Commençons maintenant à nous rapprocher de l'époque actuelle. Les enregistrements historiques des éclipses solaires sont aujourd'hui largement utilisés pour dater des événements historiques. Voici un exemple. Selon l'historien Hérodote, une éclipse solaire s'est produite lors de la bataille du fleuve Halys. C'est là que les habitants de Lydie et de l'empire Médé se sont battus. Grâce à la description de l'éclipse, les historiens ont calculé que la bataille avait eu lieu le 28 mai 585 avant notre ère.
Passons maintenant aux événements récents. Voici une œuvre de l'équipe créative composée de Michal Šrejber et Marek Tušl, intitulée "Le Soleil vu à travers les yeux et l'hydrogène". Les auteurs ont profité de l'éclipse du 29 mars 2025 pour réaliser une composition photographique saisissante. Ils ont utilisé à la fois l'observation en "lumière blanche", c'est-à-dire telle que nous pouvons la voir à l'œil nu, bien sûr avec une protection oculaire appropriée. Ces images en noir et blanc de la photosphère solaire, parfois avec des nuages qui ont quelque peu perturbé les observateurs, encadrent une vue centrale rougeoyante de la chromosphère solaire. Bien que cette vue soit présentée en négatif, on peut tout de même y distinguer des zones actives en foncé. À l'inverse, les taches solaires et les protubérances visibles par le dessus apparaissent en clair. La chromosphère solaire se situe au-dessus de la photosphère, sur le Soleil. Elle ne fait qu'environ 3 000 à 5 000 km d'épaisseur, soit à peu près le rayon de la Terre. Elle est relativement transparente, plus que la photosphère qui se trouve en dessous, ce qui nous permet de l'observer. Sur la droite, et comme pour les images de la photosphère, on voit la Lune "mordre" dans le Soleil. Ou peut-être un dragon ?
L'observation de cette éclipse solaire a été assez dramatique. La météo a joué des tours aux observateurs, et certains n'ont même pas aperçu la moindre partie de l'éclipse. D'autres, comme nos auteurs, ont eu la chance, ou plutôt, malgré la présence de nuages, ils ont pu observer le phénomène.
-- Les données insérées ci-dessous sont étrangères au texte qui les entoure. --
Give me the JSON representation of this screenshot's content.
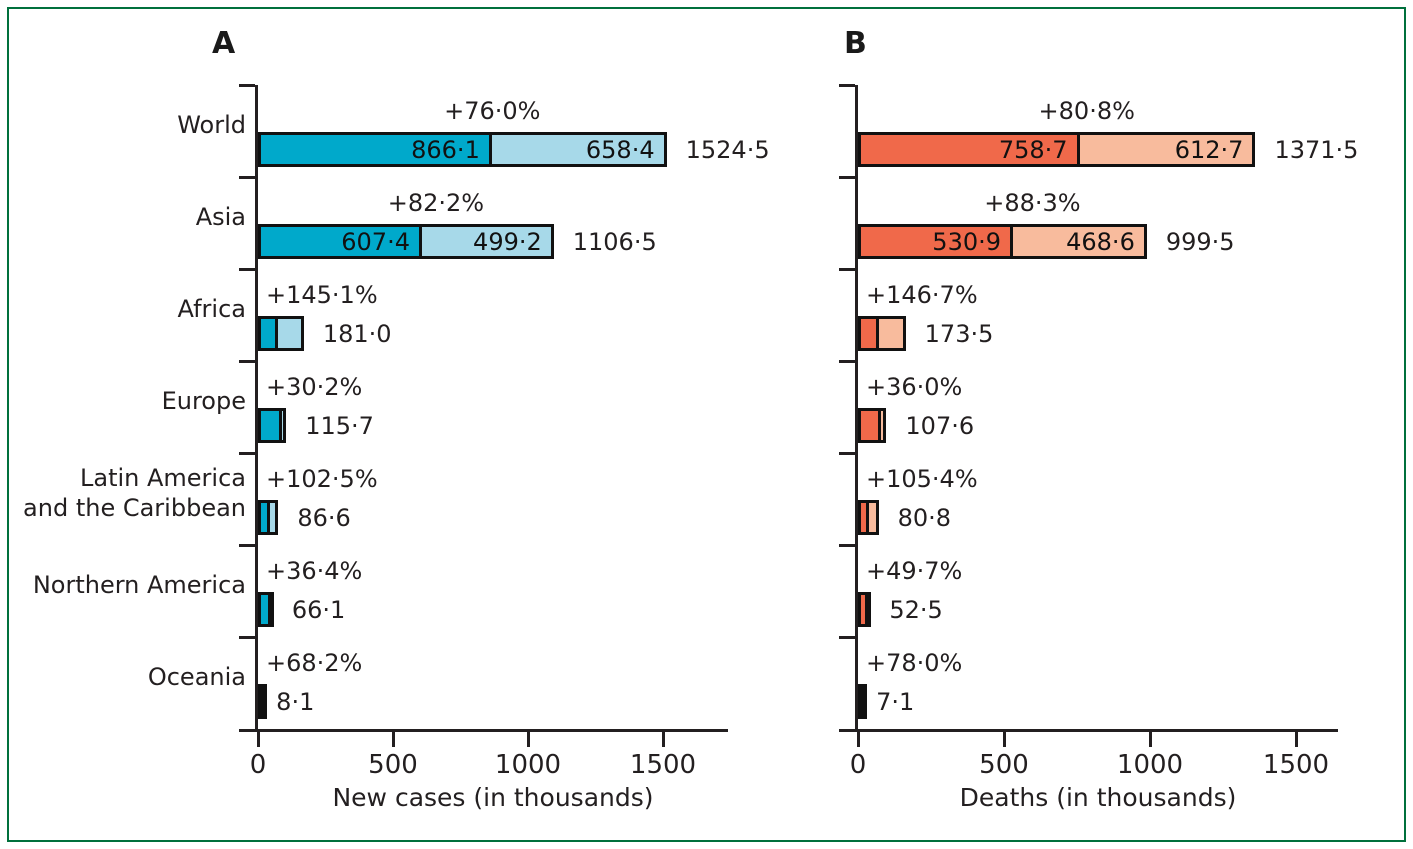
{
  "figure": {
    "background": "#FFFFFF",
    "border_color": "#00703C",
    "text_color": "#231F20"
  },
  "chart_data": [
    {
      "type": "bar",
      "orientation": "horizontal",
      "panel_letter": "A",
      "xlabel": "New cases (in thousands)",
      "xlim": [
        0,
        1740
      ],
      "xticks": [
        {
          "value": 0,
          "label": "0"
        },
        {
          "value": 500,
          "label": "500"
        },
        {
          "value": 1000,
          "label": "1000"
        },
        {
          "value": 1500,
          "label": "1500"
        }
      ],
      "grid": false,
      "legend": "none",
      "series_names": [
        "baseline",
        "projected increase"
      ],
      "colors": {
        "baseline": "#00A9CB",
        "increase": "#A7D9E9"
      },
      "rows": [
        {
          "category_lines": [
            "World"
          ],
          "baseline": 866.1,
          "increase": 658.4,
          "total": 1524.5,
          "baseline_label": "866·1",
          "increase_label": "658·4",
          "total_label": "1524·5",
          "percent_label": "+76·0%"
        },
        {
          "category_lines": [
            "Asia"
          ],
          "baseline": 607.4,
          "increase": 499.2,
          "total": 1106.5,
          "baseline_label": "607·4",
          "increase_label": "499·2",
          "total_label": "1106·5",
          "percent_label": "+82·2%"
        },
        {
          "category_lines": [
            "Africa"
          ],
          "baseline": 73.8,
          "increase": 107.2,
          "total": 181.0,
          "total_label": "181·0",
          "percent_label": "+145·1%"
        },
        {
          "category_lines": [
            "Europe"
          ],
          "baseline": 88.9,
          "increase": 26.8,
          "total": 115.7,
          "total_label": "115·7",
          "percent_label": "+30·2%"
        },
        {
          "category_lines": [
            "Latin America",
            "and the Caribbean"
          ],
          "baseline": 42.8,
          "increase": 43.8,
          "total": 86.6,
          "total_label": "86·6",
          "percent_label": "+102·5%"
        },
        {
          "category_lines": [
            "Northern America"
          ],
          "baseline": 48.5,
          "increase": 17.6,
          "total": 66.1,
          "total_label": "66·1",
          "percent_label": "+36·4%"
        },
        {
          "category_lines": [
            "Oceania"
          ],
          "baseline": 4.8,
          "increase": 3.3,
          "total": 8.1,
          "total_label": "8·1",
          "percent_label": "+68·2%"
        }
      ]
    },
    {
      "type": "bar",
      "orientation": "horizontal",
      "panel_letter": "B",
      "xlabel": "Deaths (in thousands)",
      "xlim": [
        0,
        1650
      ],
      "xticks": [
        {
          "value": 0,
          "label": "0"
        },
        {
          "value": 500,
          "label": "500"
        },
        {
          "value": 1000,
          "label": "1000"
        },
        {
          "value": 1500,
          "label": "1500"
        }
      ],
      "grid": false,
      "legend": "none",
      "series_names": [
        "baseline",
        "projected increase"
      ],
      "colors": {
        "baseline": "#F0694A",
        "increase": "#F8BB9D"
      },
      "rows": [
        {
          "category_lines": [
            "World"
          ],
          "baseline": 758.7,
          "increase": 612.7,
          "total": 1371.5,
          "baseline_label": "758·7",
          "increase_label": "612·7",
          "total_label": "1371·5",
          "percent_label": "+80·8%"
        },
        {
          "category_lines": [
            "Asia"
          ],
          "baseline": 530.9,
          "increase": 468.6,
          "total": 999.5,
          "baseline_label": "530·9",
          "increase_label": "468·6",
          "total_label": "999·5",
          "percent_label": "+88·3%"
        },
        {
          "category_lines": [
            "Africa"
          ],
          "baseline": 70.3,
          "increase": 103.2,
          "total": 173.5,
          "total_label": "173·5",
          "percent_label": "+146·7%"
        },
        {
          "category_lines": [
            "Europe"
          ],
          "baseline": 79.1,
          "increase": 28.5,
          "total": 107.6,
          "total_label": "107·6",
          "percent_label": "+36·0%"
        },
        {
          "category_lines": [
            "Latin America",
            "and the Caribbean"
          ],
          "baseline": 39.3,
          "increase": 41.5,
          "total": 80.8,
          "total_label": "80·8",
          "percent_label": "+105·4%"
        },
        {
          "category_lines": [
            "Northern America"
          ],
          "baseline": 35.1,
          "increase": 17.4,
          "total": 52.5,
          "total_label": "52·5",
          "percent_label": "+49·7%"
        },
        {
          "category_lines": [
            "Oceania"
          ],
          "baseline": 4.0,
          "increase": 3.1,
          "total": 7.1,
          "total_label": "7·1",
          "percent_label": "+78·0%"
        }
      ]
    }
  ]
}
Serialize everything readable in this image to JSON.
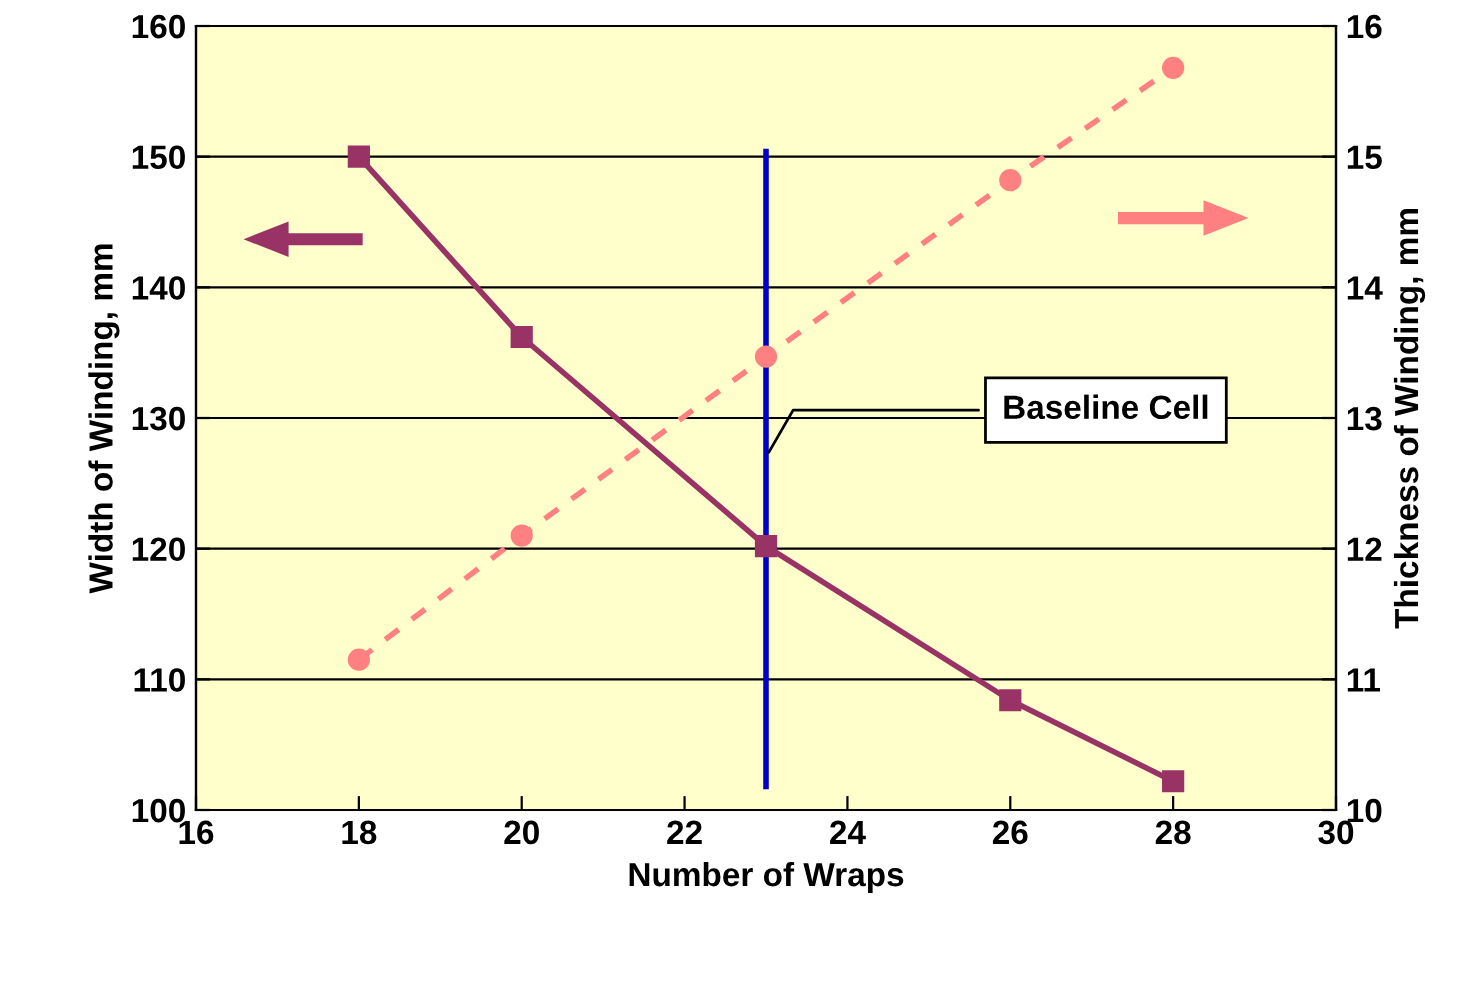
{
  "chart_data": {
    "type": "line",
    "xlabel": "Number of Wraps",
    "ylabel": "Width of Winding, mm",
    "y2label": "Thickness of Winding, mm",
    "x": [
      18,
      20,
      23,
      26,
      28
    ],
    "series": [
      {
        "color": "#993366",
        "values": [
          150,
          136.2,
          120.2,
          108.4,
          102.2
        ],
        "marker": "square",
        "line_style": "solid"
      },
      {
        "color": "#ff8080",
        "values": [
          11.15,
          12.1,
          13.47,
          14.82,
          15.68
        ],
        "axis": "y2",
        "marker": "circle",
        "line_style": "dashed"
      }
    ],
    "xlim": [
      16,
      30
    ],
    "xticks": [
      16,
      18,
      20,
      22,
      24,
      26,
      28,
      30
    ],
    "ylim": [
      100,
      160
    ],
    "yticks": [
      100,
      110,
      120,
      130,
      140,
      150,
      160
    ],
    "y2lim": [
      10,
      16
    ],
    "y2ticks": [
      10,
      11,
      12,
      13,
      14,
      15,
      16
    ],
    "grid": "y",
    "legend": false,
    "ref_lines": [
      {
        "axis": "x",
        "value": 23,
        "label": "Baseline Cell",
        "color": "#0000cc",
        "line_style": "solid"
      }
    ]
  }
}
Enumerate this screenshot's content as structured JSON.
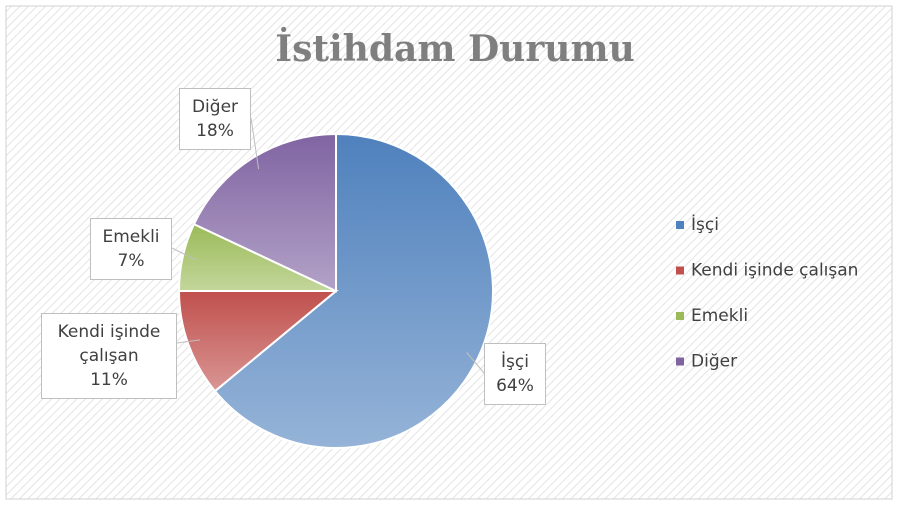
{
  "chart_data": {
    "type": "pie",
    "title": "İstihdam Durumu",
    "categories": [
      "İşçi",
      "Kendi işinde çalışan",
      "Emekli",
      "Diğer"
    ],
    "values": [
      64,
      11,
      7,
      18
    ],
    "value_labels": [
      "64%",
      "11%",
      "7%",
      "18%"
    ],
    "colors": [
      "#4f81bd",
      "#c0504d",
      "#9bbb59",
      "#8064a2"
    ],
    "legend": "right"
  }
}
"En conclusion, nous tenons à remercier les auteurs de nous avoir rappelé ce phénomène astronomique inhabituel, et bien sûr, de nous avoir soumis cette composition au concours "Photo de l'astro du mois". Ce concours est organisé par la Société astronomique tchèque, qui se joint au jury pour féliciter les participants," a déclaré Marcel Bělík, de l'Observatoire de Úpice, au nom du jury.
Auteurs : Michal Šrejber et Marek Tušl
Titre : Le Soleil vu à travers les yeux et l'hydrogène
Lieu : Hradec Králové
Date : 29 mars 2025
Capteur : Canon 6D + Zwo ASI 585 MC
Optique : Canon EF 200mm f/2.8L II USM + LUNT LS60THa
Monture : Trépied + monture robotique Lasmondy
Description : Le Soleil en spectre hydrogène, traité avec les logiciels PIPP (débayerisation), Autostakkert (empilement), AstraImage (déconvolution), IMPPG (inversion) et retouches cosmétiques dans Adobe Photoshop. Le Soleil environnant a été traité en masse dans Adobe Lightroom, puis assemblé en composition dans Adobe Photoshop. En raison de la présence de nuages, seules 51 photographies ont pu être prises pour le Soleil central, tandis que le Soleil environnant est constitué de prises uniques.